Monday, May 15, 2017 10:39:41 AM
May 12, 201711:46 AM
Oil bulls, take heart! U.S. drillers have dramatically reduced their hedging activity, a move that could portend a break in the production gains that have upended global crude prices.
The relative cost of options protecting against a drop in West Texas Intermediate crude has fallen to its lowest since August, thanks to a big drop in producer hedging, Societe Generale SA said on Friday. The so-called put skew for contracts delivered a year from now — weighing the difference in value between bullish and bearish options — fell to just below 6 percentage points, after rising above 8 points in February.
Hedging contracts lock in payments for future production. U.S. drillers signed onto such agreements in droves late last year, after an OPEC-led deal to cut output raised prices. The Catch-22 is that the guarantees gave drillers the security to boost output, undercutting the rally. Now, futures have languished to the point that the industry’s favorite financial safeguard no longer makes economic sense.
The fall in WTI 2018 swap prices have made it “unattractive for most U.S. shale oil producers to hedge,” Jesper Dannesboe, a London-based commodity strategist for SocGen, wrote in Friday’s report. Unless oil prices rally meaningfully, that will continue, he said.
Changes in drilling-rig counts on the ground tend to follow a few months after shifts in hedging activity, since many shale companies prefer to hedge new production before committing to more spending, Dannesboe said.

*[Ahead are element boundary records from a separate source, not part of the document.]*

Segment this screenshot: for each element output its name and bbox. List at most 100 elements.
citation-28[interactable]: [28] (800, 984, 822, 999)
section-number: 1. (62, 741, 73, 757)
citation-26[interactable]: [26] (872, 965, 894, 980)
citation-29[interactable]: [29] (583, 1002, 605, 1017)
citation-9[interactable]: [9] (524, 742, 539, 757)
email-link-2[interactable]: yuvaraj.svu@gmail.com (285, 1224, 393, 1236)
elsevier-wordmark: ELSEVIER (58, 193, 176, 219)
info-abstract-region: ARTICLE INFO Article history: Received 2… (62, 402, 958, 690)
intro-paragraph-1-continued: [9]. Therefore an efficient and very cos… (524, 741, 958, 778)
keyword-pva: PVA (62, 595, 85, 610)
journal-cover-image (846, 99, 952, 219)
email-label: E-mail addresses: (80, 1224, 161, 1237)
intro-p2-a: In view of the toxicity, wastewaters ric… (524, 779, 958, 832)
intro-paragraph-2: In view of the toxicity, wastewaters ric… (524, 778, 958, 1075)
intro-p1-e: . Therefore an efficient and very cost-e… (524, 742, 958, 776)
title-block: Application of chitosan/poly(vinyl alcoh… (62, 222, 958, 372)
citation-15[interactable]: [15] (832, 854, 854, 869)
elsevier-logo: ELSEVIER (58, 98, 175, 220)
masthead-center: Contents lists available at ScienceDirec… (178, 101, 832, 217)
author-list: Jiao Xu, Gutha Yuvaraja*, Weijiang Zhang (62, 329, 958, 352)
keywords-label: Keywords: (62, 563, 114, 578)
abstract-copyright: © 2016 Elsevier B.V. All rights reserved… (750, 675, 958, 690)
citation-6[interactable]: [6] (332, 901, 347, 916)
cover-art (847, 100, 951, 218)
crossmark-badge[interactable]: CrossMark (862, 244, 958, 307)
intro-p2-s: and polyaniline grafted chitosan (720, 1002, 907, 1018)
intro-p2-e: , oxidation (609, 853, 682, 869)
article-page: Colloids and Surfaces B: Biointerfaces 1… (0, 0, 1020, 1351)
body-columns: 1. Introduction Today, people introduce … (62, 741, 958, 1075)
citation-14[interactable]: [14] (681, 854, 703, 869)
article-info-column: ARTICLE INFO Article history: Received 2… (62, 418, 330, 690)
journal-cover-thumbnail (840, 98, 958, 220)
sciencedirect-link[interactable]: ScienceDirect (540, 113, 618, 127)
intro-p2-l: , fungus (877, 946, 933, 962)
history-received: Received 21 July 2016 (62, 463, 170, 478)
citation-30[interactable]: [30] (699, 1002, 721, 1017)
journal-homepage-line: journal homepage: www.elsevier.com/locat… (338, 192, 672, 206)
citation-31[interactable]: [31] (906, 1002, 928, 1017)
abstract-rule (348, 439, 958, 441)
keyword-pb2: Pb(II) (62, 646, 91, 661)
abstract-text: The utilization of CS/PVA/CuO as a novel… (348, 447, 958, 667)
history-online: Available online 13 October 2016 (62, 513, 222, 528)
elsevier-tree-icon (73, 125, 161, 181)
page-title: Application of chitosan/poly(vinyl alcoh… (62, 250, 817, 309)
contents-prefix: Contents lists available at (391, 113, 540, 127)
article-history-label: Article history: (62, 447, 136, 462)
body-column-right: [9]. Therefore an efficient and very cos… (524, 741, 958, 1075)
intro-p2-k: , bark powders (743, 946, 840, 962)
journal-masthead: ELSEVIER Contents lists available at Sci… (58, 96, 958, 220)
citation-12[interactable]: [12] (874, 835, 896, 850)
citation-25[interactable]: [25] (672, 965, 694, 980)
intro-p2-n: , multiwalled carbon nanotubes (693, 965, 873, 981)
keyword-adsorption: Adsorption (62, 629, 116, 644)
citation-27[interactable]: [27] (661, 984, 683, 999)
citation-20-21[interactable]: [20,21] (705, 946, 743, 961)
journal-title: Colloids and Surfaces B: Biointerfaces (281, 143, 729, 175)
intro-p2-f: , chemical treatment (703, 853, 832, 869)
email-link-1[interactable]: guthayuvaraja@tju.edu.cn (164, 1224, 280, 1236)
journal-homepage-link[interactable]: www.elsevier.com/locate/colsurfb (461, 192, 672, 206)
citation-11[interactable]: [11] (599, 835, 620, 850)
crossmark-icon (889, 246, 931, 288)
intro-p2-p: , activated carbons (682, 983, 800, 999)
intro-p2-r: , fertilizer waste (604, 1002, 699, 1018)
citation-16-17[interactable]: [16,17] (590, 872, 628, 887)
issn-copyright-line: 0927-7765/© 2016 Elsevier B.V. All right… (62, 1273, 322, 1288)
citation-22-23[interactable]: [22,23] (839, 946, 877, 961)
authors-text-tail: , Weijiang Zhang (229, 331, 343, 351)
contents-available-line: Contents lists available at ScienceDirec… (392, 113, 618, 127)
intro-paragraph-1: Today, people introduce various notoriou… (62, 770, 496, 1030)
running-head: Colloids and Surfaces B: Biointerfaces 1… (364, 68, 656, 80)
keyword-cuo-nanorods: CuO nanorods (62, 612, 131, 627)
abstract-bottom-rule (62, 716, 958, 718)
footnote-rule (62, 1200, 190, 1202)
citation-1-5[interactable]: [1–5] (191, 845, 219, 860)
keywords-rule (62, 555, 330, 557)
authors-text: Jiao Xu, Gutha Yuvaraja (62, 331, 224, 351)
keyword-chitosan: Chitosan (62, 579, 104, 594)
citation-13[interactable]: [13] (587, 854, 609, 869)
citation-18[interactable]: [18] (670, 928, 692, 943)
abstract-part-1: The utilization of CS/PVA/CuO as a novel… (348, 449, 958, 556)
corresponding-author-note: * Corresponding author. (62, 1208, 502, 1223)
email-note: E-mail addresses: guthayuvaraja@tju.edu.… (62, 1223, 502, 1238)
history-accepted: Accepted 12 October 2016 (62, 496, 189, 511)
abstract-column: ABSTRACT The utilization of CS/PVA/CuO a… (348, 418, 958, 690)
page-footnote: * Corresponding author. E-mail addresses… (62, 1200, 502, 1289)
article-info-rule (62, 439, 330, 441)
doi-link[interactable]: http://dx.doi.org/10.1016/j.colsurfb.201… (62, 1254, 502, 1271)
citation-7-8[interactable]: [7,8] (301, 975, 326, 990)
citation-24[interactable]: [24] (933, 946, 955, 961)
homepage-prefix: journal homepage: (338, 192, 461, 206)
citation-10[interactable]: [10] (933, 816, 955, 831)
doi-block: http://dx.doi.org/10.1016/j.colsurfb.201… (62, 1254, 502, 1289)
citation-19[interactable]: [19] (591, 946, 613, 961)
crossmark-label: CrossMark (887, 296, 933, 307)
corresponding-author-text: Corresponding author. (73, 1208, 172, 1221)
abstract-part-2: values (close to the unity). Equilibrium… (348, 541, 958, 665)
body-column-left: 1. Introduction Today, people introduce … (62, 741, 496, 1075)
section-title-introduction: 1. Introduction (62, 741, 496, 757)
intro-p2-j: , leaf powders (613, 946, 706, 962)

“In other words, the recent decline in WTI prices may, if maintained, over time cause U.S. oil production growth to slow meaningfully,” he wrote.
WTI crude for June delivery rose 7 cents to $47.90 a barrel at 9:26 a.m. Friday on the New York Mercantile Exchange, after the U.S. reported a steeper-than-expected drop in crude inventories.
STANDING PAT
In quarterly earnings reports over the past month, oil companies indicated they’d chosen to stand pat with their hedges this year, after the surge at the end of 2016. Apache Corp. and Anadarko Petroleum Corp., two of the most active hedgers last year, hadn’t added significant new contracts as of the end of the quarter, for example.
“Given that oil prices have declined so far in 2017, I would imagine that there was a deceleration in hedging activity,” Peter Pulikkan, a Bloomberg Intelligence analyst in New York, said in an interview.
Still, drillers are also forging ahead with plans to increase production, in part thanks to the financial cushion provided by existing hedges. Pioneer Natural Resources Co., one of the most prolific actors in Texas’ Permian shale basin, has contracts in place for 85 percent of its expected oil and natural gas output this year, the company said on a May 4 conference call.
Pioneer has already hedged more than 20 percent of next year’s oil production and 15 percent of its gas volumes for 2018 as well, Chief Executive Officer Tim Dove told analysts on the call. Parsley Energy Inc., Devon Energy Corp. and RSP Permian Inc. also said they either had 2018 hedges in place or were planning to add them.
That’s likely to continue complicating the the oil market. OPEC members plan to meet in Vienna on May 25 to discuss additional production cuts that could resuscitate oil prices. Dove, on his call, said he sees it as his next opportunity to lock in hedges.